Operations to build the model:
Order Ingress rules by CreationTimestamp field, i.e., old rules first.
If the same path for the same host is defined in more than one Ingress, the oldest rule wins.
If more than one Ingress contains a TLS section for the same host, the oldest rule wins.
If multiple Ingresses define an annotation that affects the configuration of the Server block, the oldest rule wins.
Create a list of NGINX Servers (per hostname)
Create a list of NGINX Upstreams
If multiple Ingresses define different paths for the same host, the ingress controller will merge the definitions.
Annotations are applied to all the paths in the Ingress.
Multiple Ingresses can define different annotations. These definitions are not shared between Ingresses.
In some cases, it is possible to avoid reloads, in particular when there is a change in the endpoints, i.e., a pod is started or replaced. It is out of the scope of this Ingress controller to remove reloads completely. This would require an incredible amount of work and at some point makes no sense. This can change only if NGINX changes the way new configurations are read, basically, new changes do not replace worker processes.

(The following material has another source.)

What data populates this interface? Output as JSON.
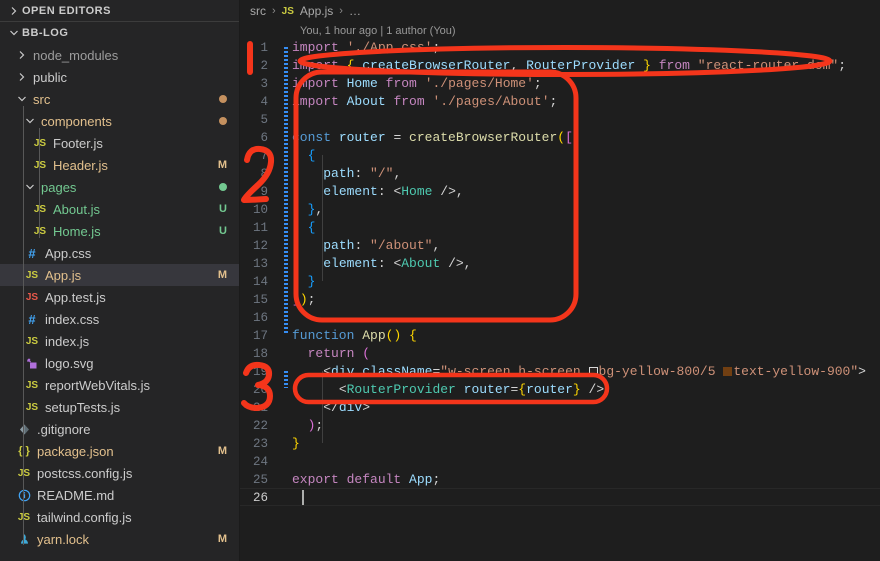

On every endpoint change the controller fetches endpoints from all the services it sees and generates corresponding Backend objects. It then sends these objects to a Lua handler running inside Nginx. The Lua code in turn stores those backends in a shared memory zone. Then for every request Lua code running in balancer_by_lua context detects what endpoints it should choose upstream peer from and applies the configured load balancing algorithm to choose the peer. Then Nginx takes care of the rest. This way we avoid reloading Nginx on endpoint changes. Note that this includes annotation changes that affects only upstream configuration in Nginx as well.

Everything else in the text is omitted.